There are structural changes the Church can make that would serve to provide greater accountability. For much of the Church’s history, the decisions of a bishop could be appealed to his metropolitan archbishop, and the decisions of the metropolitans could be appealed to another metropolitan or to a national or regional body of metropolitans. The system was undone not by any decision the Church made but by the disruption in the Church’s life caused by Napoleon. In those tumultuous years, appeals to Rome became the norm. Today, the only vestige of the earlier system is that a bishop’s judicial decisions can be appealed to the metropolitan, and the decisions of a marriage tribunal are automatically reviewed by the metropolitan tribunal. But, only about ten percent of any bishop’s decisions are judicial.
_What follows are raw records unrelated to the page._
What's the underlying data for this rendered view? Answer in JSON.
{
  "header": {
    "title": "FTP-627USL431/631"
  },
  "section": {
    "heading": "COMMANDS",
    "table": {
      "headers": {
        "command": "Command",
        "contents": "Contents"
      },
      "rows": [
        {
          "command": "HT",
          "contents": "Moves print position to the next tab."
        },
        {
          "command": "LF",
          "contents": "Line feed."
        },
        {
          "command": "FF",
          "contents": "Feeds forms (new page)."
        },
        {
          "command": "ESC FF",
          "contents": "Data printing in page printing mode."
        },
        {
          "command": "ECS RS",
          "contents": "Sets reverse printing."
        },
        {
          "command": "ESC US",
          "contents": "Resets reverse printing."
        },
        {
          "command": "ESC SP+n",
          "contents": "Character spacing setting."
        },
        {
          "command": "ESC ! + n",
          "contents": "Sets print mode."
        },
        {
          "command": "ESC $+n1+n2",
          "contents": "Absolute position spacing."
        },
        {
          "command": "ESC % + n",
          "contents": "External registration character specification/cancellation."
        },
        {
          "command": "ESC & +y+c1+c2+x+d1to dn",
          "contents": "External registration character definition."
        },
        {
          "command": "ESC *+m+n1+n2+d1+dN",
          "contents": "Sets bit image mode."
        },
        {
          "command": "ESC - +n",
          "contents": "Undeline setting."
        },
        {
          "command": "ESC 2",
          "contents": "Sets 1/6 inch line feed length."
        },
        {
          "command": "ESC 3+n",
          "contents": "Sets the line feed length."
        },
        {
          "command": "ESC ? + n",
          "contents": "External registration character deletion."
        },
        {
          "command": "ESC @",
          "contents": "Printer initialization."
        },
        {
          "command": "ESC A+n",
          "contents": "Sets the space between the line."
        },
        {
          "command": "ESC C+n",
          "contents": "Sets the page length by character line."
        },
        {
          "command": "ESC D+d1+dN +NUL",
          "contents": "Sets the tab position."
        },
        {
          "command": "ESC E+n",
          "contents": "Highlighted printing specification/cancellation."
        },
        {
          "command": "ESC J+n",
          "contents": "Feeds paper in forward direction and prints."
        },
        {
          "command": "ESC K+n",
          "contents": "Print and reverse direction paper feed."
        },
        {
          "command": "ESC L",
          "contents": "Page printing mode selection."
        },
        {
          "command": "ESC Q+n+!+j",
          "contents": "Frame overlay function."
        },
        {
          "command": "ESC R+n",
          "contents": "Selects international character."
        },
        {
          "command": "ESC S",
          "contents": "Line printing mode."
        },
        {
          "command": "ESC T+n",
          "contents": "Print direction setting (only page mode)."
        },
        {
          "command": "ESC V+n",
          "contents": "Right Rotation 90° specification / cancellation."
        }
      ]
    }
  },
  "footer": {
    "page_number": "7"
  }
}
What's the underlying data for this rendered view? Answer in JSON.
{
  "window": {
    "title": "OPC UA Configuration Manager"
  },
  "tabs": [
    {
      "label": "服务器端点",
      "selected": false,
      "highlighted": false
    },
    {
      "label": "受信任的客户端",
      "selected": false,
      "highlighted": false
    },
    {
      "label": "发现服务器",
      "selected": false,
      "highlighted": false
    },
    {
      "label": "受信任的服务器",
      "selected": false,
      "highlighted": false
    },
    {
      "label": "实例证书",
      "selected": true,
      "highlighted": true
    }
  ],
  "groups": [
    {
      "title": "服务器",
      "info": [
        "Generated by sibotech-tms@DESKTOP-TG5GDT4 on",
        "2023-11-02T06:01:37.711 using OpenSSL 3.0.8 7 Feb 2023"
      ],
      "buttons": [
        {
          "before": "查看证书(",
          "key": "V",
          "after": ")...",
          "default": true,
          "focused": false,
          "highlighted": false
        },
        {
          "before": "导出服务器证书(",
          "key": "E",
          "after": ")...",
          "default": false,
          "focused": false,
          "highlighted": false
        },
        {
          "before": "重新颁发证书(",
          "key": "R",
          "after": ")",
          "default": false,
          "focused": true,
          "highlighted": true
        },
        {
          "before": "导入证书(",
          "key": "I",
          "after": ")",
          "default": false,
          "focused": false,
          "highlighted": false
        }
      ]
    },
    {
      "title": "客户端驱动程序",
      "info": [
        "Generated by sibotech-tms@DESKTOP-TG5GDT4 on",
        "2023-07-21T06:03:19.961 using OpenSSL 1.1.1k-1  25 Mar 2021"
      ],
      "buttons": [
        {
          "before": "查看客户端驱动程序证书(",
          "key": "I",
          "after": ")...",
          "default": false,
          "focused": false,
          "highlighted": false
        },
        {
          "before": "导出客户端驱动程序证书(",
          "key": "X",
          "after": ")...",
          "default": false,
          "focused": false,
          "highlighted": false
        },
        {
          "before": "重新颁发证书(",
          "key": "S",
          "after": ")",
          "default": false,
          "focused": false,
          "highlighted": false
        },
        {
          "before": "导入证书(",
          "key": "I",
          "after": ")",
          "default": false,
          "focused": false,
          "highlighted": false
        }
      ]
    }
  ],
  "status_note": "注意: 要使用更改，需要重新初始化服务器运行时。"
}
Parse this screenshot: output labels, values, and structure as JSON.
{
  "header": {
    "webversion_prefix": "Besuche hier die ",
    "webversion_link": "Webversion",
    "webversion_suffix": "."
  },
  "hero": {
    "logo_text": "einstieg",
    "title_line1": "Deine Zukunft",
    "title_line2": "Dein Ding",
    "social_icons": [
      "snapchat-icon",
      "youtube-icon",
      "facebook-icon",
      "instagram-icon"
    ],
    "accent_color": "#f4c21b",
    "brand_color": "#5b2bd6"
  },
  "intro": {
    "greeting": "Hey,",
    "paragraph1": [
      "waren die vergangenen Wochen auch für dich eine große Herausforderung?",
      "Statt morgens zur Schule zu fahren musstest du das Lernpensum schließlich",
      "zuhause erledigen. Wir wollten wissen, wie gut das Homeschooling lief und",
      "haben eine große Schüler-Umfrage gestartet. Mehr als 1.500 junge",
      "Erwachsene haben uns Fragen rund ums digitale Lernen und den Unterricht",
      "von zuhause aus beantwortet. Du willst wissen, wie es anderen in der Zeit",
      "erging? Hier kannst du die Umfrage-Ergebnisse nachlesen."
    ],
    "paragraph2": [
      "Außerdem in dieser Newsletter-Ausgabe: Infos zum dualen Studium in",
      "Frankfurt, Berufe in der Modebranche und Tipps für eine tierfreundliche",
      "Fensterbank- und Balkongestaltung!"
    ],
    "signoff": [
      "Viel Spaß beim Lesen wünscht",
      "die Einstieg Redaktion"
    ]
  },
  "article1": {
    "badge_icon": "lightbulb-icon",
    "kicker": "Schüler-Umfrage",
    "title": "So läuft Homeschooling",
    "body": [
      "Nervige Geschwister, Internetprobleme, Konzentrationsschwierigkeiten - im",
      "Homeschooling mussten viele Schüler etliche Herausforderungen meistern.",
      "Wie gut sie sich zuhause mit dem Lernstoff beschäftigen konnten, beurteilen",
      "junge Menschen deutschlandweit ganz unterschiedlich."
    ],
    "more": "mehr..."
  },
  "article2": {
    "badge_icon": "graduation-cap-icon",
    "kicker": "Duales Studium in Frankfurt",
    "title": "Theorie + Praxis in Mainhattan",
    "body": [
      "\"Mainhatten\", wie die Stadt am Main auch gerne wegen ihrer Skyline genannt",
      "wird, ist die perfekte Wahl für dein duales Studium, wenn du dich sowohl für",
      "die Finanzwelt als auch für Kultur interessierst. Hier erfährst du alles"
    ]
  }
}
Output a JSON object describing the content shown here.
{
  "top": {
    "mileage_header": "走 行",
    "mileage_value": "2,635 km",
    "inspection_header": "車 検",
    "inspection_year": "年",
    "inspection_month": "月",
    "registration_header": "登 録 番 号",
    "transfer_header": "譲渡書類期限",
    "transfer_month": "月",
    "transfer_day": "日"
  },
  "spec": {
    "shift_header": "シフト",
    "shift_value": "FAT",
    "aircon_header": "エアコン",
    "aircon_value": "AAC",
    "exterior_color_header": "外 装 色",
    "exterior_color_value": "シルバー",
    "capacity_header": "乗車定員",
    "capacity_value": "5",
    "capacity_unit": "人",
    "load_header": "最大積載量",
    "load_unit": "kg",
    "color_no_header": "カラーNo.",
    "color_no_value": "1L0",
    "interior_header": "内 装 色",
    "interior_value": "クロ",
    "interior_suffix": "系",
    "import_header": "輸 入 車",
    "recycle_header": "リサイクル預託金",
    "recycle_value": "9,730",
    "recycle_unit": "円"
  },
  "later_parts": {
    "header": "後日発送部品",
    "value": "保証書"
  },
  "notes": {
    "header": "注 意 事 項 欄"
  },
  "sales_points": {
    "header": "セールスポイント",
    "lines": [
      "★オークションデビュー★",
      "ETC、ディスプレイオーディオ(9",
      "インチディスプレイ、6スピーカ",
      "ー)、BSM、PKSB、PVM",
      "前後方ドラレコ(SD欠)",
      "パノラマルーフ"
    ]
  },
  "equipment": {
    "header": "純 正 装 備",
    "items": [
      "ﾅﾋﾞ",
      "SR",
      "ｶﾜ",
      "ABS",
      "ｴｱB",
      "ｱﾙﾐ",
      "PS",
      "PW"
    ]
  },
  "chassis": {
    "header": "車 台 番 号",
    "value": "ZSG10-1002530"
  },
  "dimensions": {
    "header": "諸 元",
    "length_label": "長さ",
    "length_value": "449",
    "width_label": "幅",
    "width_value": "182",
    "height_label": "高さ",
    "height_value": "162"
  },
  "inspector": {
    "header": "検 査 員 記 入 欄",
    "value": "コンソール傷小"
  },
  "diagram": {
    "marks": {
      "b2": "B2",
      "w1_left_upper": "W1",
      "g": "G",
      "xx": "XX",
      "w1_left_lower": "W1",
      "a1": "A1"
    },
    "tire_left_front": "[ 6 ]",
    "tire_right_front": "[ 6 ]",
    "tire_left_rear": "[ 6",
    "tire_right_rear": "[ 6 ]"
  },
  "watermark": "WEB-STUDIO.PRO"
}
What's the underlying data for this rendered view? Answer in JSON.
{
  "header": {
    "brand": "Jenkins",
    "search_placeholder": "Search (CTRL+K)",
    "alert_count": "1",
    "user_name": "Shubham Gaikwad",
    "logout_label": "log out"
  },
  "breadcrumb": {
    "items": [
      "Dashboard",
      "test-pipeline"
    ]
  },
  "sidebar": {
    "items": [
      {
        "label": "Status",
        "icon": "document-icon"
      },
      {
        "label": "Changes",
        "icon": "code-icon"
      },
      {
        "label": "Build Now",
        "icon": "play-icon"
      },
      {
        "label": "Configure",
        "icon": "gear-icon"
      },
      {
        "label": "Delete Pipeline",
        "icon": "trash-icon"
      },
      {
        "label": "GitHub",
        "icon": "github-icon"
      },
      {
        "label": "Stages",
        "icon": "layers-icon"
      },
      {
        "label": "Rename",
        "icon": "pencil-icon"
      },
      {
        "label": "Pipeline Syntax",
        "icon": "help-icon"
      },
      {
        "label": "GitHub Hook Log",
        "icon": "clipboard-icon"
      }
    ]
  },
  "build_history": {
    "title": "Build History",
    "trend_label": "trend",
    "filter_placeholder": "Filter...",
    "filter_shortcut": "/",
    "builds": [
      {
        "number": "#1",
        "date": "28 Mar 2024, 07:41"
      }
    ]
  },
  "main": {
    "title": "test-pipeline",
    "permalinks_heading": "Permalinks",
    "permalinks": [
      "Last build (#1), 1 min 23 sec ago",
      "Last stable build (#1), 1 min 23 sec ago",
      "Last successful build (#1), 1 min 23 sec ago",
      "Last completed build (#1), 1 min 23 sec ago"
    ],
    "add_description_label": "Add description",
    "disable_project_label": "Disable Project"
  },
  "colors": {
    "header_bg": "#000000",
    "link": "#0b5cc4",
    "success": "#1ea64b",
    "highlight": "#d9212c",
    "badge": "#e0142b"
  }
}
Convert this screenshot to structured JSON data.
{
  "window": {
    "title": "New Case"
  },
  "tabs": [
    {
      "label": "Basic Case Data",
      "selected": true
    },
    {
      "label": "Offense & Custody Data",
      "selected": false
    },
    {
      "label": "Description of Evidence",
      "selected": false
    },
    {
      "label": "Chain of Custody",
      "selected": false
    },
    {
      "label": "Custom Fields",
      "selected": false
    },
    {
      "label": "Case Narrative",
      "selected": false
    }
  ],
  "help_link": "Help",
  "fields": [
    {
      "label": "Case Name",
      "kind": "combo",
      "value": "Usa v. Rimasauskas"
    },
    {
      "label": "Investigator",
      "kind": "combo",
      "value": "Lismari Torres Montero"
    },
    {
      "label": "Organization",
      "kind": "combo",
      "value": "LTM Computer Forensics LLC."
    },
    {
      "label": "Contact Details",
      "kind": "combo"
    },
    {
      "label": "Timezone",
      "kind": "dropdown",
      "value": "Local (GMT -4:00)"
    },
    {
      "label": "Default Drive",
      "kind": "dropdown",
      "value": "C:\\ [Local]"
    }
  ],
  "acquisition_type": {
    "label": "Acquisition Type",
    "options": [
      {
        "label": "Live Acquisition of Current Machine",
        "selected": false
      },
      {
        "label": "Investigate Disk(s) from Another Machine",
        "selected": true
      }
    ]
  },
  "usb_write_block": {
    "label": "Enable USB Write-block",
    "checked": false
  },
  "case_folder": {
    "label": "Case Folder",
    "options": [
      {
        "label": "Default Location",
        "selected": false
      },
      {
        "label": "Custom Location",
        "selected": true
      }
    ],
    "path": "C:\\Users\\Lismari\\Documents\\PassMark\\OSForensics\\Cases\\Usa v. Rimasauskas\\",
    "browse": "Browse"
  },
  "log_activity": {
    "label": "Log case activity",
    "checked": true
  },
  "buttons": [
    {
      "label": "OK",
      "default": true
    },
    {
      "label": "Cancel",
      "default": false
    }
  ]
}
The other 90% are administrative, and if any appeal is sought from those, the appeal must be sent to Rome.
Just as the Holy Father has introduced a new body, the Council of Cardinals, to advise him, the Church could bring back the earlier system of appeal to metropolitans for all administrative decisions. How would that change things? If a bishop knew his decisions were open to expedited review by someone nearby, he might be more inclined to try and work things out amicably within his own diocese, or to consult with the other bishops about an especially problematic situation, in advance. It would not guarantee there would be no mistakes, but it would start to put flesh on the idea of episcopal collegiality articulated at Vatican II.
Vatican II, in both Lumen Gentium and Christus Dominus, re-balanced the structure of the Church after Vatican I. The earlier Council had made it seem like bishops were merely branch managers of the pope, and one still sees vestiges of that attitude when a bishop says he serves at the pleasure of the pope, or he is responsible only to the pope, or would only forfeit his office if the pope instructs him to do so. Vatican II established that the bishop is the Vicar of Christ in the local Church, his authority, and therefore his responsibilities, are of divine right, not borrowed from the pope. This recalibration was not only theologically more sound, it stemmed the creeping monarchism of the papacy. Alas, some men took this teaching to exalt themselves, instead of their sense of service. They forgot that as a bishop they are not only accountable to God but in an important way, they are accountable to the local Church.
Returning the office of metropolitan to its pre-Napoleon role would not solve every problem, to be sure, but it would be a step in implementing the collegiality of which Vatican II spoke so clearly and which has so fitfully been engaged. The changes would not be immediate but, over time, the clerical culture would change. And it would help end the “reverse Caiaphas” policy we have today.